J. DEWEY, professeur à l’université Columbia, à New-York, est peu connu en France. Jusqu’alors on n’avait, de lui, en langue française, qu’une partie d’un de ses ouvrages donnée par l’Education de juin 1909, sous le titre « l’Ecole et le Progrès social ». La nouvelle traduction que je signale ici est donc la bienvenue. Elle comprend quatre articles. Le premier est une étude pénétrante sur « l’intérêt et l’effort dans leurs rapports avec l’éducation de la volonté ». Les trois autres :

l’Enfant et les Programmes d’étude ; Le But de l’Histoire dans l’Instruction primaire ; et Morale et Education, se rapportent trop directement à nos préoccupations pour que je n’invite pas vivement à les lire.

« Il importe de considérer les travaux de menuiserie, de forge, de tissage, de couture et d’instruction ménagère, non pas comme des études distinctes, mais comme des méthodes de vie… en un mot, comme des facteurs permettant à l’école elle-même de revêtir une forme authentique de la vie communautaire active au lieu de la laisser devenir un endroit isolé du milieu social, où l’on se borne à apprendre des leçons » (l’Education, 1909).

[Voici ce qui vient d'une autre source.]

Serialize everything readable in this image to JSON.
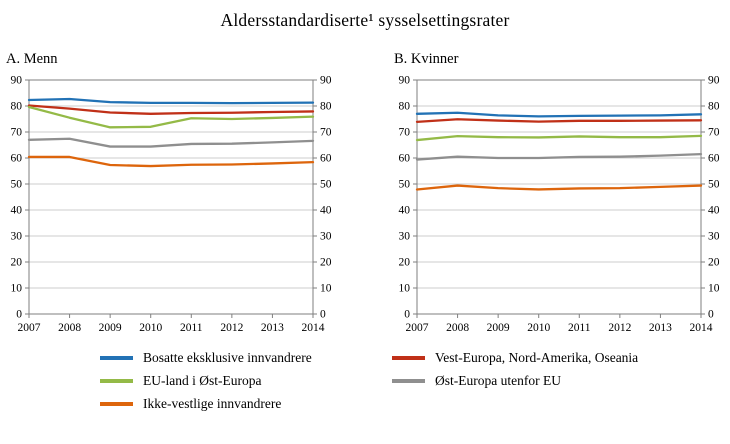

Certes, le professeur américain ne poursuit pas le même but que nous. Ses opinions, ses expériences n’en ont pour nous que plus d’intérêt. Si Dewey en Amérique, Kerschensteiner à Munich montrent par leurs écrits, par leurs essais que l’enseignement basé sur le travail manuel est éducatif, qu’il est possible de faire vivre une école dans laquelle le travail manuel remplacera la « culture désintéressée », si en honneur chez nous, que pourra-t-on nous objecter, à nous, syndicalistes, qui voulons faire de la « production » le moyen et le but de l’école élémentaire ?

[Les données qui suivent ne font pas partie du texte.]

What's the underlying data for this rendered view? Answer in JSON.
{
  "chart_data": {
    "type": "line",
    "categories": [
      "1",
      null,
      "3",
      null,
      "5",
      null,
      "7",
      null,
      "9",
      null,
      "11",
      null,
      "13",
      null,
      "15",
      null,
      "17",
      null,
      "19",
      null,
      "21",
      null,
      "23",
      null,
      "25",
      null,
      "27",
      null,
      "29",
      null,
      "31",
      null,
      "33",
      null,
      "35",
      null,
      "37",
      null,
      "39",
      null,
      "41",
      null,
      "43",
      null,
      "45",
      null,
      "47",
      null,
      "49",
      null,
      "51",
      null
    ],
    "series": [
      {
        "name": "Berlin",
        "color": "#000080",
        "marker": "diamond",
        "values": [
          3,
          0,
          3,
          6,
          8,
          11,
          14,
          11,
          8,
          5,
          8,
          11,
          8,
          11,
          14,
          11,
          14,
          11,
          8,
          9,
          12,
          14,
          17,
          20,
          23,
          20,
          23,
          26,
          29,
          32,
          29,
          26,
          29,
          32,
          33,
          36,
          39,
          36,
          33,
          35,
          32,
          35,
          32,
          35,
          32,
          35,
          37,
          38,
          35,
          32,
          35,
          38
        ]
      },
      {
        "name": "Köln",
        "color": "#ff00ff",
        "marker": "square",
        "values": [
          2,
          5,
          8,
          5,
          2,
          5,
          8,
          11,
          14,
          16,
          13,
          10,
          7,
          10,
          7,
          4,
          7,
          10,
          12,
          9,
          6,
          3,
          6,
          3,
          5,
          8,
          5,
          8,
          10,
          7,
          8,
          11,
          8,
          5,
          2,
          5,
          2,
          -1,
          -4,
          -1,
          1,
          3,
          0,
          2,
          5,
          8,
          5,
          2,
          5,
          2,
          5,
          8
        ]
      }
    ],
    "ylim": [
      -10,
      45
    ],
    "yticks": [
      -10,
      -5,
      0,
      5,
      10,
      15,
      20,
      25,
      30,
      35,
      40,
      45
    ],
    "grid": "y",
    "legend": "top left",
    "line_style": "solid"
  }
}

L’Ecole primaire veut former des citoyens. Mais, dit Dewey, « l’enfant… aura la responsabilité de nourrir et d’élever des descendants qui assureront la continuité de la race. Il sera un travailleur engagé dans une occupation servant à maintenir la vie sociale et qui assurera son indépendance et sa dignité ». Comment nos humanités au rabais atteindraient-elles un pareil but ? Si nous voulons l’école vivante, si nous voulons qu’elle soit « comme une société reflétant et reproduisant sous une forme typique les principes fondamentaux de la vie sociale », il faut faire « surtout construire et produire, au lieu de faire avant tout absorber et apprendre »,

« Une étude, dit encore très bien J. Dewey, n’a de valeur que si elle permet à un élève de comprendre mieux son milieu social. » Notre école fait tout son possible, au contraire, pour que le milieu social reste inconnu à l’enfant.

Retenons enfin ceci : « l’enseignement manuel fait plus que développer la main ; il fait plus qu’exercer l’esprit ; quand il est donné par un vrai maître il développe sans effort, naturellement, le sens social ». Rapprochons de cette opinion celle de G. Sorel, Le Devenir Social (avril 1896) : « Une éducation scientifique vraiment complète ne peut être donnée que dans l’atelier où se fait un travail réel dans les rapports de la production réelle ». Et nous, syndicalistes, continuons à chercher les moyens de créer cette école-atelier de l’avenir.

L’ouvrage débute par une étude de M. Claparède sur la pédagogie de M. John Dewey qui renseignera sur celui-ci. J’invite en outre nos camarades à lire dans le numéro de juin 1909 de l’Education, l’article sur l’école et le progrès social. – M. DUBOIS.